10.   But you aren’t the only one free. God forbid. Think not that the firstborn of the Father can remain dead. How can the grave hold him who is the author of life? It cannot and it will not. Jesus lives. And when God raised Christ, he killed death. For Christ is the head of his body, the Church, the beginning, the firstborn of all creation and the firstborn from the dead, that in everything he might have first place. But Jesus is the firstborn, not the only-born, for in him you, too, call God “our Father.” For you St. Paul says in Romans 8, “whom [the Father] foreknew he also predestined to be conformed to the image of his Son, in order that he might be the firstborn among many brothers” (Rom 8:29).
11.   When Mary gave birth to her firstborn Son, she wrapped him in swaddling clothes and laid him in a manger.

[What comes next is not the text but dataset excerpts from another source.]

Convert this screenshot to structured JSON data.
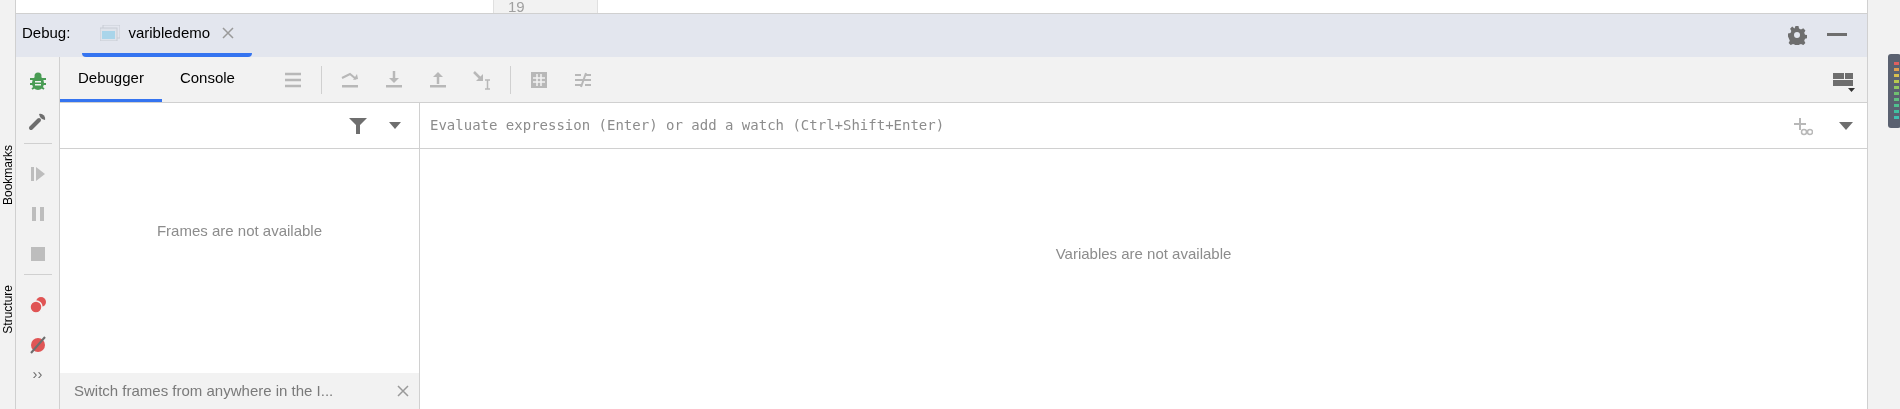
{
  "editor": {
    "line_number": "19"
  },
  "side_labels": [
    "Bookmarks",
    "Structure"
  ],
  "debug_header": {
    "label": "Debug:",
    "sessions": [
      {
        "label": "varibledemo",
        "selected": true
      }
    ]
  },
  "tabs": [
    {
      "label": "Debugger",
      "selected": true
    },
    {
      "label": "Console",
      "selected": false
    }
  ],
  "toolbar": [
    {
      "kind": "menu",
      "disabled": true
    },
    {
      "kind": "step-over",
      "disabled": true
    },
    {
      "kind": "step-into",
      "disabled": true
    },
    {
      "kind": "step-out",
      "disabled": true
    },
    {
      "kind": "run-to-cursor",
      "disabled": true
    },
    {
      "kind": "evaluate",
      "disabled": true
    },
    {
      "kind": "trace",
      "disabled": true
    }
  ],
  "side_actions": [
    {
      "kind": "resume",
      "disabled": true
    },
    {
      "kind": "pause",
      "disabled": true
    },
    {
      "kind": "stop",
      "disabled": true
    },
    {
      "kind": "breakpoints",
      "disabled": false
    },
    {
      "kind": "mute",
      "disabled": false
    }
  ],
  "more_label": "››",
  "frames": {
    "message": "Frames are not available",
    "hint": "Switch frames from anywhere in the I..."
  },
  "variables": {
    "placeholder": "Evaluate expression (Enter) or add a watch (Ctrl+Shift+Enter)",
    "message": "Variables are not available"
  }
}
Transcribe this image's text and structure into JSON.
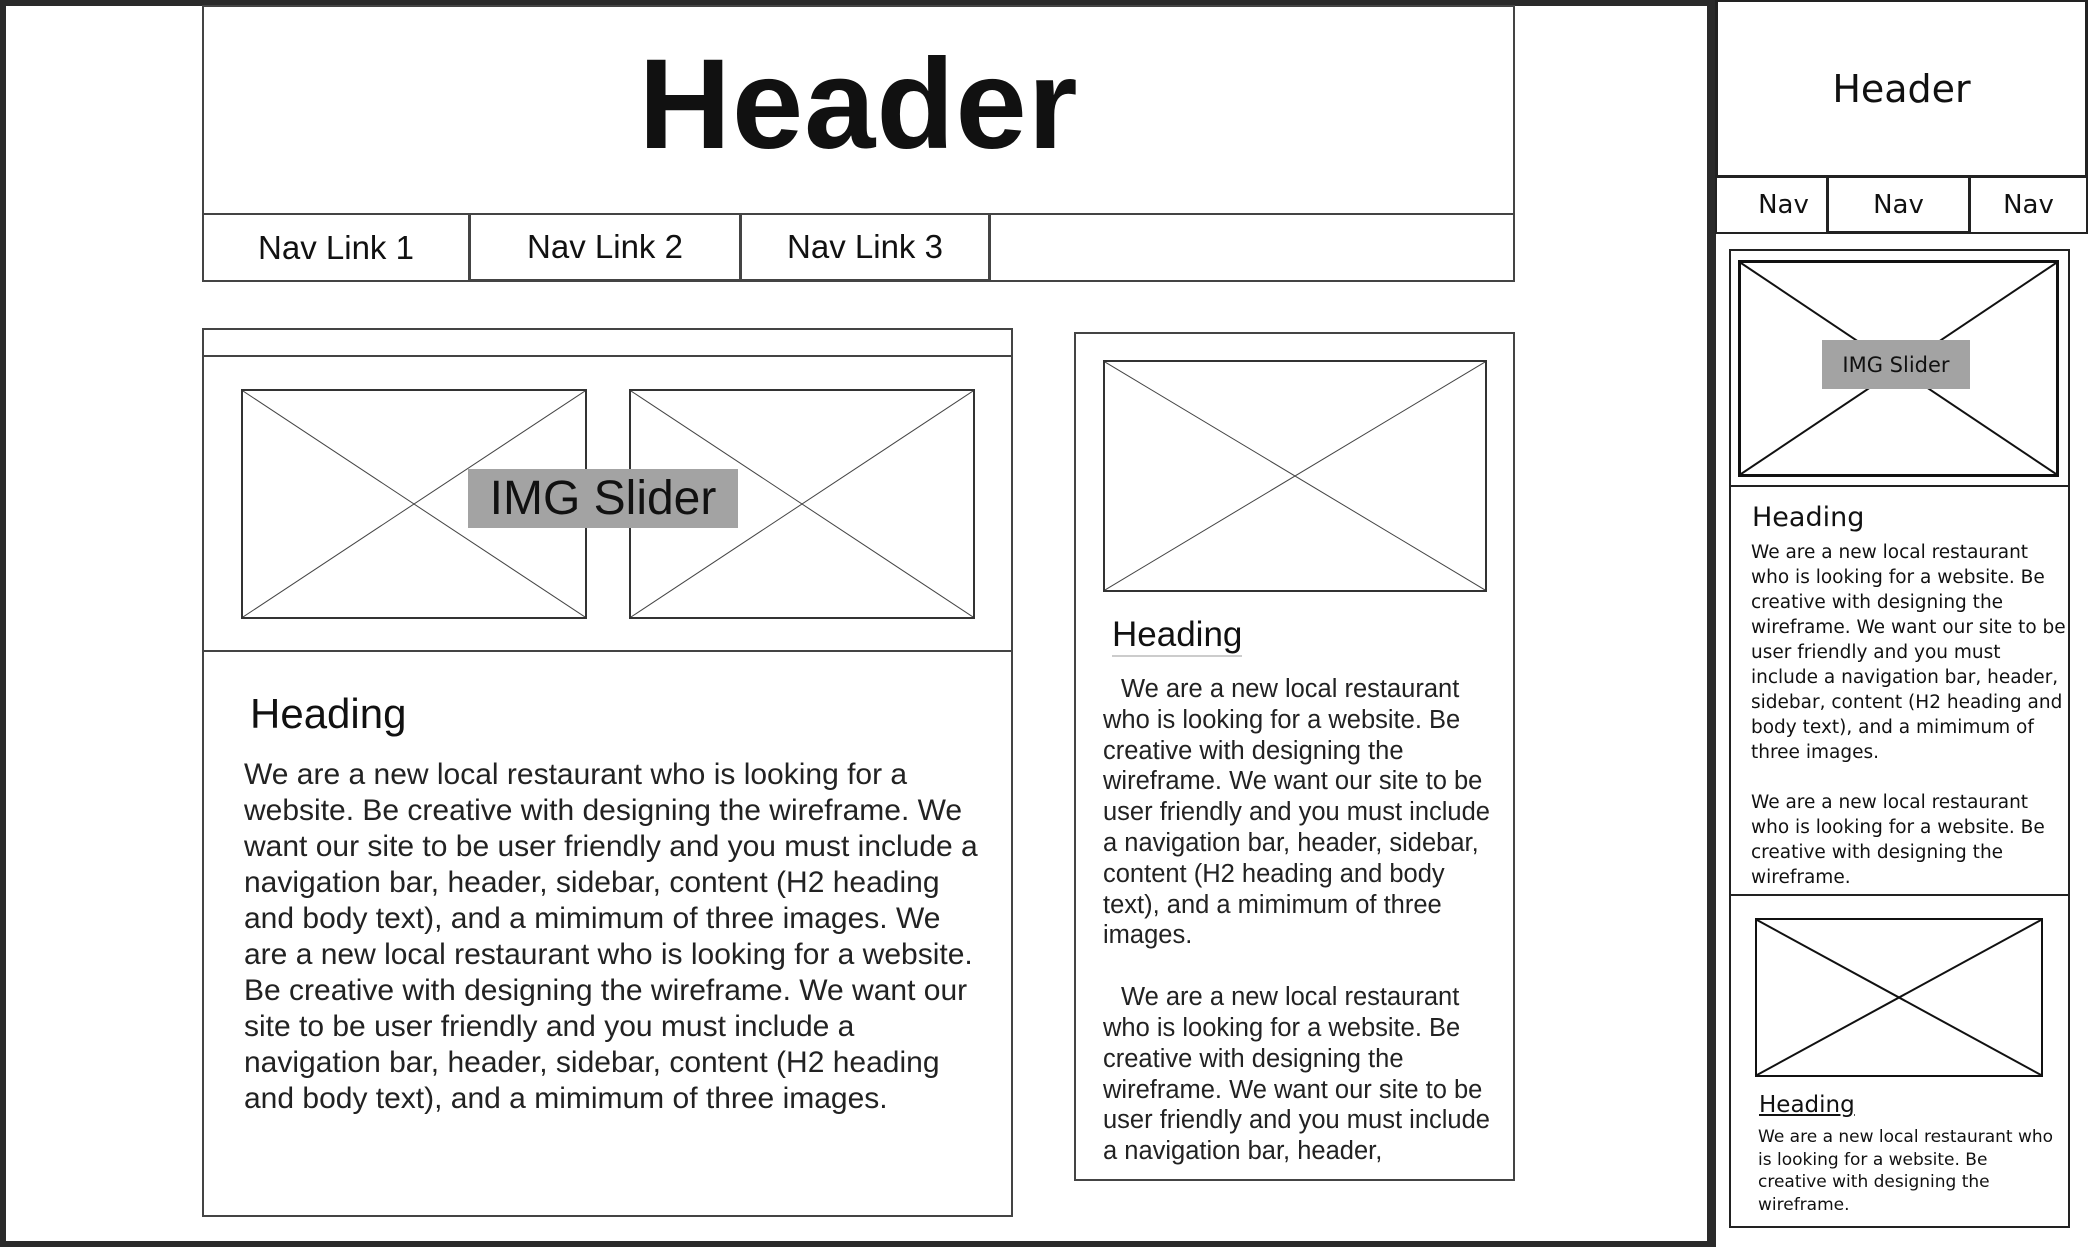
{
  "desktop": {
    "header": {
      "title": "Header"
    },
    "nav": {
      "links": [
        {
          "label": "Nav Link 1"
        },
        {
          "label": "Nav Link 2"
        },
        {
          "label": "Nav Link 3"
        }
      ]
    },
    "main": {
      "slider_label": "IMG Slider",
      "heading": "Heading",
      "body": "We are a new local restaurant who is looking for a website. Be creative with designing the wireframe. We want our site to be user friendly and you must include a navigation bar, header, sidebar, content (H2 heading and body text), and a mimimum of three images. We are a new local restaurant who is looking for a website. Be creative with designing the wireframe. We want our site to be user friendly and you must include a navigation bar, header, sidebar, content (H2 heading and body text), and a mimimum of three images."
    },
    "sidebar": {
      "heading": "Heading",
      "paragraphs": [
        "We are a new local restaurant who is looking for a website. Be creative with designing the wireframe. We want our site to be user friendly and you must include a navigation bar, header, sidebar, content (H2 heading and body text), and a mimimum of three images.",
        "We are a new local restaurant who is looking for a website. Be creative with designing the wireframe. We want our site to be user friendly and you must include a navigation bar, header,"
      ]
    }
  },
  "mobile": {
    "header": {
      "title": "Header"
    },
    "nav": {
      "links": [
        {
          "label": "Nav"
        },
        {
          "label": "Nav"
        },
        {
          "label": "Nav"
        }
      ]
    },
    "slider_label": "IMG Slider",
    "section1": {
      "heading": "Heading",
      "paragraphs": [
        "We are a new local restaurant who is looking for a website. Be creative with designing the wireframe. We want our site to be user friendly and you must include a navigation bar, header, sidebar, content (H2 heading and body text), and a mimimum of three images.",
        "We are a new local restaurant who is looking for a website. Be creative with designing the wireframe."
      ]
    },
    "section2": {
      "heading": "Heading",
      "body": "We are a new local restaurant who is looking for a website. Be creative with designing the wireframe."
    }
  }
}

And this Son, all grown-up, now wraps you, his adopted siblings, in the swaddling clothes of his flesh and blood, joining you to his own crucifixion and resurrection, making you a partaker of all that is his. In the exodus that he has accomplished in Jerusalem, you are the recipients of His inheritance. And now he leads you to Mount Zion and to the city of the living God, to the heavenly Jerusalem, to innumerable angels in festal gathering, to the assembly of the firstborn who are enrolled in heaven, to God, the judge of all, and to the spirits of righteous men made perfect. Jesus leads you to himself, the mediator of the new covenant, and to the sprinkled blood that speaks a better word than the blood of Abel.  God Killed the Firstborn to Free the Firstborn.  Amen.